Rain joined us just below the foot of the summit but did not linger. The rest of the day was a sunny walk in mountain meadows filled with flowers as we descended onto the north shore of the secluded San Kul Lake. At a hut for lunch (in a place known as 'Angry God') we encountered dozens of tourists on horseback, and I appreciated what a fascinating thing the Kyrgyz Republic has going for it in the vein of ecotourism. The lakeside huts were no longer principally used by nomadic people for herding goats or cattle. They were used for herding nomadic tourists. As we walked the final stretch to our last camp, I pondered what it meant to be a cash cow, staring unabashedly at everyone and everything with big wide eyes, my 20 year old guide and herder commanding me 'OK! Let's go!'.

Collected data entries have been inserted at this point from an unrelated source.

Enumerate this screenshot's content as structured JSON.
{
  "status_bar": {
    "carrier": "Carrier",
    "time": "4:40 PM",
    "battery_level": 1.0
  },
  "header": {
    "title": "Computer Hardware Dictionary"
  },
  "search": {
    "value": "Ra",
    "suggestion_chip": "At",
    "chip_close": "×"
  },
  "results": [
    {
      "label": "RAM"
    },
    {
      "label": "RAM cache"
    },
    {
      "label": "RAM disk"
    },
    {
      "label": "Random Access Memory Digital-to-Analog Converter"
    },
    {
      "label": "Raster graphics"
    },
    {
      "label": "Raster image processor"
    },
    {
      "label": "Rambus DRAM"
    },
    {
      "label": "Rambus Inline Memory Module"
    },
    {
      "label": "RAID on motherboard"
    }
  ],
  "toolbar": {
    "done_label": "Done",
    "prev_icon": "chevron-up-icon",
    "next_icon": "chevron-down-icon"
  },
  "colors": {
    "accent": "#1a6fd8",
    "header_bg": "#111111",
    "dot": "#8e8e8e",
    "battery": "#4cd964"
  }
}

The final night, a rainbow bloomed over camp at sunset after a violently icy dip in San Kul Lake. An attendant stuffed our stove with dried cow dung and we fell asleep to the sounds of Bishkekan urbanites celebrating the final evening of their lakeside weekend.

Monday was a long but fun travel day. A trusty Toyota station wagon arrived to take us back to Kochkor. As we departed San Kul Lake I began to further appreciate how secluded the place still is, despite the ecotourism. The vehicle had to cross a deep river stream and provided the condition of the road, the journey had to be impossible half to three quarters of the year.

After picking up the car in Kochkor, we drove north to the Kazakh border and onto the Great Steppe where I would spent the following two weeks working in Almaty, eating horse meat and satisfying long-standing cravings for Georgian food and shashlik.